7. The system of claim 4, wherein at least one of the one or more engagement mechanisms is defined along a first side of the device mount and at least one of the one or more engagement mechanisms is defined on a second side of the device mount opposite the first side of the device mount, wherein the at least one of the one or more engagement mechanisms defined along the first side of the device mount provides a holding force in a direction opposite the at least one of the one or more engagement mechanisms defined on the second side of the device mount.

8. The system of claim 1, wherein the device mount is at least partially magnetized.

9. The system of claim 1, wherein the ion generation device further comprises an electrode cleaning apparatus slidingly disposed within the housing and configured to contact the at least one electrode for cleaning.

10. The system of claim 1, wherein the fan assembly is sized to be installed within a ceiling tile of a drop ceiling.

11. A device mount for an ion generation device, the mount comprising: an interior cavity shaped to receive the ion generation device;at least one engagement mechanism defined on a first side of the device mount; andat least one engagement mechanism defined on a second side of the device mount opposite the first side of the device mount,wherein the device mount is configured to engage with the device for generating ions via the at least one engagement mechanism defined on the first side of the device mount and the at least one engagement mechanism defined on the second side of the device mount in an instance in which the ion generation device is inserted into the device mount.

12. The device mount of claim 11, wherein the at least one engagement mechanism defined on the first side of the device mount or at least one engagement mechanism defined on the second side of the device mount are snap-fit mechanisms.

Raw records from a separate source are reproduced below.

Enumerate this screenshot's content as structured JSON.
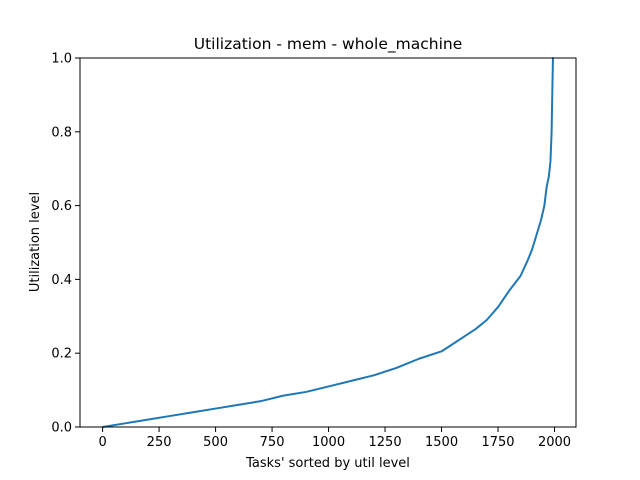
{
  "chart_data": {
    "type": "line",
    "title": "Utilization - mem - whole_machine",
    "xlabel": "Tasks' sorted by util level",
    "ylabel": "Utilization level",
    "xlim": [
      -100,
      2095
    ],
    "ylim": [
      0.0,
      1.0
    ],
    "x_ticks": [
      0,
      250,
      500,
      750,
      1000,
      1250,
      1500,
      1750,
      2000
    ],
    "y_ticks": [
      0.0,
      0.2,
      0.4,
      0.6,
      0.8,
      1.0
    ],
    "x_tick_labels": [
      "0",
      "250",
      "500",
      "750",
      "1000",
      "1250",
      "1500",
      "1750",
      "2000"
    ],
    "y_tick_labels": [
      "0.0",
      "0.2",
      "0.4",
      "0.6",
      "0.8",
      "1.0"
    ],
    "grid": false,
    "series": [
      {
        "color": "#1f77b4",
        "x": [
          0,
          100,
          200,
          300,
          400,
          500,
          600,
          700,
          800,
          900,
          1000,
          1100,
          1200,
          1300,
          1400,
          1500,
          1550,
          1600,
          1650,
          1700,
          1750,
          1800,
          1850,
          1880,
          1900,
          1920,
          1940,
          1955,
          1965,
          1975,
          1982,
          1987,
          1990,
          1993,
          1995
        ],
        "y": [
          0.0,
          0.01,
          0.02,
          0.03,
          0.04,
          0.05,
          0.06,
          0.07,
          0.085,
          0.095,
          0.11,
          0.125,
          0.14,
          0.16,
          0.185,
          0.205,
          0.225,
          0.245,
          0.265,
          0.29,
          0.325,
          0.37,
          0.41,
          0.45,
          0.48,
          0.52,
          0.56,
          0.6,
          0.65,
          0.68,
          0.72,
          0.8,
          0.9,
          1.0,
          1.0
        ]
      }
    ]
  }
}
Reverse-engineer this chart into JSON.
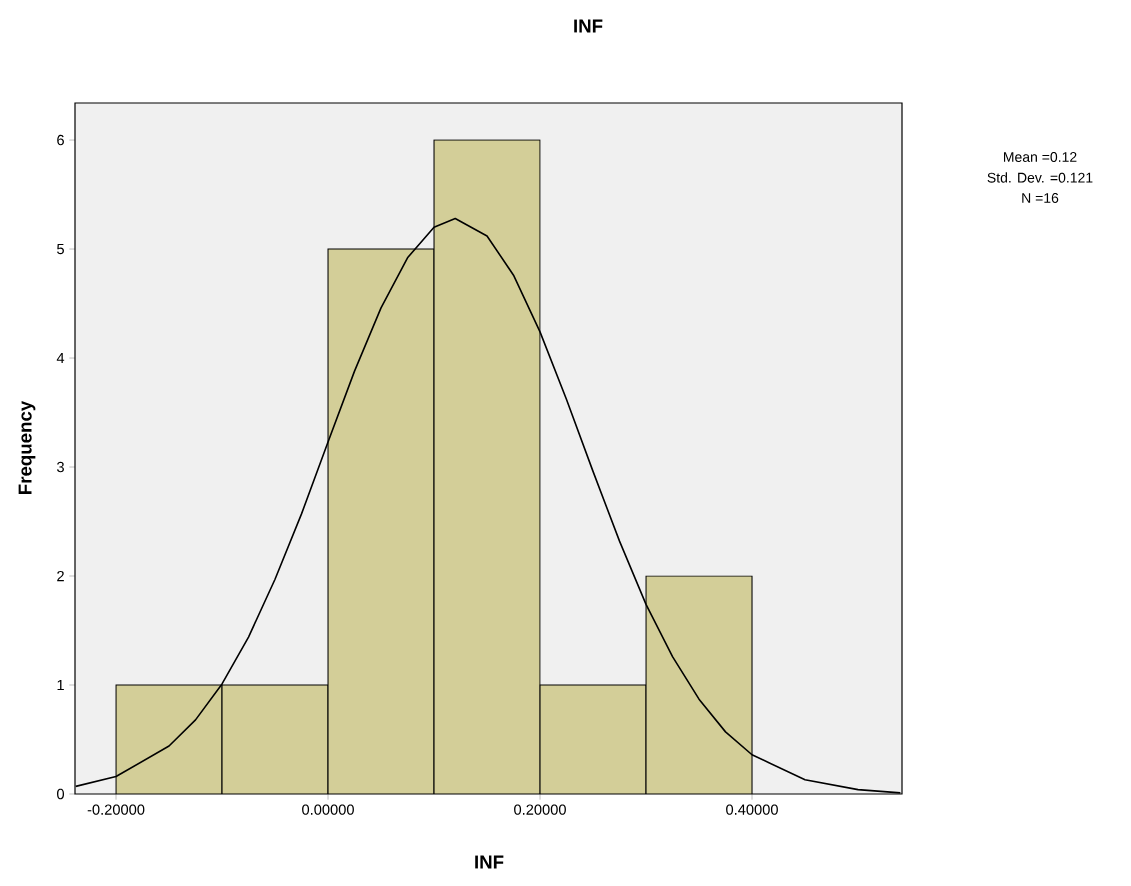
{
  "chart_data": {
    "type": "histogram",
    "title": "INF",
    "xlabel": "INF",
    "ylabel": "Frequency",
    "bins": [
      -0.2,
      -0.1,
      0.0,
      0.1,
      0.2,
      0.3,
      0.4
    ],
    "values": [
      1,
      1,
      5,
      6,
      1,
      2
    ],
    "color": "#d3ce98",
    "series": [
      {
        "type": "line",
        "color": "#000000",
        "x": [
          -0.238,
          -0.2,
          -0.15,
          -0.125,
          -0.1,
          -0.075,
          -0.05,
          -0.025,
          0.0,
          0.025,
          0.05,
          0.075,
          0.1,
          0.12,
          0.15,
          0.175,
          0.2,
          0.225,
          0.25,
          0.275,
          0.3,
          0.325,
          0.35,
          0.375,
          0.4,
          0.45,
          0.5,
          0.54
        ],
        "values": [
          0.07,
          0.16,
          0.44,
          0.68,
          1.01,
          1.44,
          1.97,
          2.57,
          3.23,
          3.88,
          4.46,
          4.92,
          5.2,
          5.28,
          5.12,
          4.76,
          4.24,
          3.62,
          2.96,
          2.32,
          1.74,
          1.26,
          0.87,
          0.57,
          0.36,
          0.13,
          0.04,
          0.01
        ]
      }
    ],
    "xlim": [
      -0.2387,
      0.5415
    ],
    "ylim": [
      0,
      6.34
    ],
    "xticks": [
      {
        "value": -0.2,
        "label": "-0.20000"
      },
      {
        "value": 0.0,
        "label": "0.00000"
      },
      {
        "value": 0.2,
        "label": "0.20000"
      },
      {
        "value": 0.4,
        "label": "0.40000"
      }
    ],
    "yticks": [
      0,
      1,
      2,
      3,
      4,
      5,
      6
    ],
    "grid": false,
    "annotations": [
      "Mean =0.12",
      "Std. Dev. =0.121",
      "N =16"
    ]
  }
}
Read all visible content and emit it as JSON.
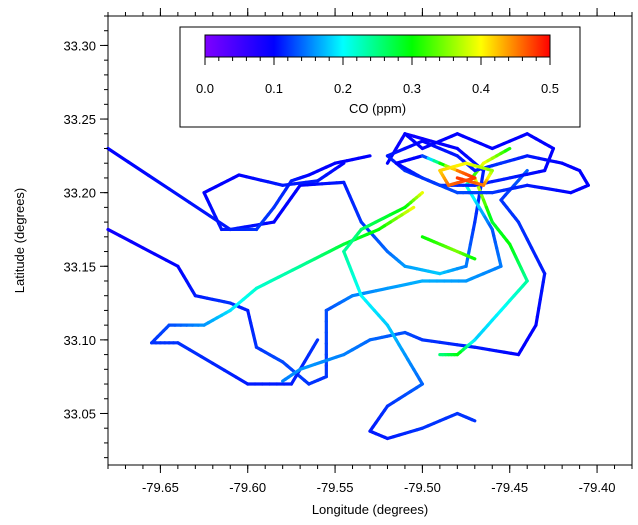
{
  "chart_data": {
    "type": "scatter",
    "title": "",
    "xlabel": "Longitude (degrees)",
    "ylabel": "Latitude (degrees)",
    "xlim": [
      -79.68,
      -79.38
    ],
    "ylim": [
      33.015,
      33.32
    ],
    "x_ticks": [
      "-79.65",
      "-79.60",
      "-79.55",
      "-79.50",
      "-79.45",
      "-79.40"
    ],
    "y_ticks": [
      "33.05",
      "33.10",
      "33.15",
      "33.20",
      "33.25",
      "33.30"
    ],
    "grid": false,
    "colorbar": {
      "label": "CO (ppm)",
      "range": [
        0.0,
        0.5
      ],
      "ticks": [
        "0.0",
        "0.1",
        "0.2",
        "0.3",
        "0.4",
        "0.5"
      ],
      "colormap": [
        "#7f00ff",
        "#0000ff",
        "#00ffff",
        "#00ff00",
        "#ffff00",
        "#ff0000"
      ],
      "placement": "top-center, inside plot"
    },
    "series": [
      {
        "points": [
          [
            -79.68,
            33.23,
            0.1
          ],
          [
            -79.61,
            33.175,
            0.11
          ],
          [
            -79.585,
            33.18,
            0.1
          ],
          [
            -79.57,
            33.205,
            0.1
          ],
          [
            -79.545,
            33.207,
            0.11
          ],
          [
            -79.535,
            33.18,
            0.12
          ],
          [
            -79.52,
            33.16,
            0.14
          ],
          [
            -79.51,
            33.15,
            0.16
          ],
          [
            -79.49,
            33.145,
            0.18
          ],
          [
            -79.475,
            33.15,
            0.15
          ],
          [
            -79.47,
            33.18,
            0.12
          ],
          [
            -79.465,
            33.215,
            0.11
          ],
          [
            -79.48,
            33.23,
            0.1
          ],
          [
            -79.51,
            33.24,
            0.09
          ],
          [
            -79.52,
            33.22,
            0.1
          ]
        ]
      },
      {
        "points": [
          [
            -79.68,
            33.175,
            0.09
          ],
          [
            -79.64,
            33.15,
            0.1
          ],
          [
            -79.63,
            33.13,
            0.11
          ],
          [
            -79.61,
            33.125,
            0.12
          ],
          [
            -79.6,
            33.12,
            0.11
          ],
          [
            -79.595,
            33.095,
            0.12
          ],
          [
            -79.58,
            33.085,
            0.13
          ],
          [
            -79.565,
            33.07,
            0.12
          ],
          [
            -79.555,
            33.075,
            0.12
          ],
          [
            -79.555,
            33.12,
            0.13
          ],
          [
            -79.54,
            33.13,
            0.15
          ],
          [
            -79.5,
            33.14,
            0.17
          ],
          [
            -79.475,
            33.14,
            0.16
          ],
          [
            -79.455,
            33.15,
            0.15
          ],
          [
            -79.46,
            33.175,
            0.13
          ],
          [
            -79.475,
            33.205,
            0.22
          ],
          [
            -79.465,
            33.22,
            0.4
          ],
          [
            -79.45,
            33.23,
            0.3
          ]
        ]
      },
      {
        "points": [
          [
            -79.505,
            33.19,
            0.4
          ],
          [
            -79.525,
            33.175,
            0.3
          ],
          [
            -79.545,
            33.165,
            0.28
          ],
          [
            -79.57,
            33.15,
            0.24
          ],
          [
            -79.595,
            33.135,
            0.22
          ],
          [
            -79.61,
            33.12,
            0.19
          ],
          [
            -79.625,
            33.11,
            0.16
          ],
          [
            -79.645,
            33.11,
            0.13
          ],
          [
            -79.655,
            33.098,
            0.12
          ],
          [
            -79.64,
            33.098,
            0.12
          ],
          [
            -79.6,
            33.07,
            0.11
          ],
          [
            -79.575,
            33.07,
            0.11
          ],
          [
            -79.56,
            33.1,
            0.12
          ]
        ]
      },
      {
        "points": [
          [
            -79.44,
            33.215,
            0.14
          ],
          [
            -79.455,
            33.195,
            0.12
          ],
          [
            -79.445,
            33.18,
            0.12
          ],
          [
            -79.43,
            33.145,
            0.11
          ],
          [
            -79.435,
            33.11,
            0.1
          ],
          [
            -79.445,
            33.09,
            0.1
          ],
          [
            -79.47,
            33.095,
            0.11
          ],
          [
            -79.5,
            33.1,
            0.12
          ],
          [
            -79.51,
            33.105,
            0.13
          ],
          [
            -79.53,
            33.1,
            0.14
          ],
          [
            -79.545,
            33.09,
            0.15
          ],
          [
            -79.57,
            33.08,
            0.16
          ],
          [
            -79.58,
            33.072,
            0.15
          ]
        ]
      },
      {
        "points": [
          [
            -79.5,
            33.2,
            0.4
          ],
          [
            -79.51,
            33.19,
            0.3
          ],
          [
            -79.535,
            33.175,
            0.26
          ],
          [
            -79.545,
            33.16,
            0.24
          ],
          [
            -79.535,
            33.13,
            0.2
          ],
          [
            -79.52,
            33.11,
            0.18
          ],
          [
            -79.51,
            33.09,
            0.16
          ],
          [
            -79.5,
            33.07,
            0.14
          ],
          [
            -79.52,
            33.055,
            0.12
          ],
          [
            -79.53,
            33.038,
            0.11
          ],
          [
            -79.52,
            33.033,
            0.11
          ],
          [
            -79.5,
            33.04,
            0.12
          ],
          [
            -79.48,
            33.05,
            0.12
          ],
          [
            -79.47,
            33.045,
            0.12
          ]
        ]
      },
      {
        "points": [
          [
            -79.47,
            33.21,
            0.4
          ],
          [
            -79.46,
            33.18,
            0.28
          ],
          [
            -79.45,
            33.165,
            0.3
          ],
          [
            -79.44,
            33.14,
            0.24
          ],
          [
            -79.455,
            33.12,
            0.2
          ],
          [
            -79.47,
            33.1,
            0.18
          ],
          [
            -79.48,
            33.09,
            0.3
          ],
          [
            -79.49,
            33.09,
            0.25
          ]
        ]
      },
      {
        "points": [
          [
            -79.53,
            33.225,
            0.1
          ],
          [
            -79.55,
            33.22,
            0.1
          ],
          [
            -79.565,
            33.212,
            0.1
          ],
          [
            -79.575,
            33.208,
            0.11
          ],
          [
            -79.585,
            33.19,
            0.12
          ],
          [
            -79.595,
            33.175,
            0.12
          ],
          [
            -79.615,
            33.175,
            0.11
          ],
          [
            -79.625,
            33.2,
            0.1
          ],
          [
            -79.605,
            33.212,
            0.1
          ],
          [
            -79.58,
            33.205,
            0.11
          ],
          [
            -79.56,
            33.208,
            0.11
          ],
          [
            -79.545,
            33.22,
            0.1
          ]
        ]
      },
      {
        "points": [
          [
            -79.5,
            33.17,
            0.3
          ],
          [
            -79.49,
            33.165,
            0.32
          ],
          [
            -79.48,
            33.16,
            0.35
          ],
          [
            -79.47,
            33.155,
            0.3
          ]
        ]
      },
      {
        "points": [
          [
            -79.51,
            33.24,
            0.1
          ],
          [
            -79.5,
            33.23,
            0.1
          ],
          [
            -79.48,
            33.24,
            0.1
          ],
          [
            -79.46,
            33.23,
            0.1
          ],
          [
            -79.44,
            33.24,
            0.1
          ],
          [
            -79.425,
            33.23,
            0.1
          ],
          [
            -79.43,
            33.215,
            0.1
          ],
          [
            -79.45,
            33.21,
            0.11
          ],
          [
            -79.47,
            33.205,
            0.11
          ],
          [
            -79.49,
            33.205,
            0.12
          ],
          [
            -79.51,
            33.215,
            0.12
          ],
          [
            -79.52,
            33.225,
            0.11
          ],
          [
            -79.5,
            33.235,
            0.1
          ],
          [
            -79.48,
            33.225,
            0.11
          ],
          [
            -79.47,
            33.215,
            0.11
          ],
          [
            -79.455,
            33.22,
            0.12
          ],
          [
            -79.44,
            33.225,
            0.11
          ],
          [
            -79.42,
            33.22,
            0.1
          ],
          [
            -79.41,
            33.215,
            0.1
          ],
          [
            -79.405,
            33.205,
            0.1
          ],
          [
            -79.415,
            33.2,
            0.1
          ],
          [
            -79.44,
            33.205,
            0.11
          ],
          [
            -79.46,
            33.2,
            0.12
          ],
          [
            -79.48,
            33.2,
            0.13
          ],
          [
            -79.5,
            33.21,
            0.12
          ],
          [
            -79.515,
            33.22,
            0.1
          ],
          [
            -79.5,
            33.225,
            0.1
          ],
          [
            -79.48,
            33.215,
            0.45
          ],
          [
            -79.47,
            33.21,
            0.48
          ],
          [
            -79.485,
            33.205,
            0.46
          ],
          [
            -79.49,
            33.215,
            0.42
          ],
          [
            -79.475,
            33.22,
            0.4
          ],
          [
            -79.46,
            33.215,
            0.35
          ],
          [
            -79.465,
            33.205,
            0.45
          ],
          [
            -79.48,
            33.21,
            0.48
          ]
        ]
      }
    ]
  }
}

13. The device mount of claim 12, wherein at least one of the at least one engagement mechanism defined on the first side of the device mount or at least one engagement mechanism defined on the second side of the device mount is a permanent snap-fit mechanism.

14. The device mount of claim 12, wherein at least one of the at least one engagement mechanism defined on the first side of the device mount or at least one engagement mechanism defined on the second side of the device mount is a temporary snap-fit mechanism.

15. The device mount of claim 12, wherein the at least one engagement mechanism defined on the first side of the device mount is configured to engage with a finger slot defined on the ion generation device.

16. The device mount of claim 12, wherein the at least one engagement mechanism defined on the second side of the device mount is configured to engage with a channel provided on the ion generation device.

17. The device mount of claim 11, wherein the at least one engagement mechanism defined on the first side of the device mount provides a holding force in a direction opposite the at least one engagement mechanism defined on the second side of the device mount.

18. The device mount of claim 11, wherein at least one of the at least one engagement mechanism defined on the first side of the device mount defines an engagement tooth to be inserted into a device for generating ions.

19. The device mount of claim 11, wherein the device mount is at least partially magnetized to assist attachment of the device mount to a structure.

20. The device mount of claim 11, further comprising one or more attachment apertures structured to receive an attachment means to attach the device mount to a structure.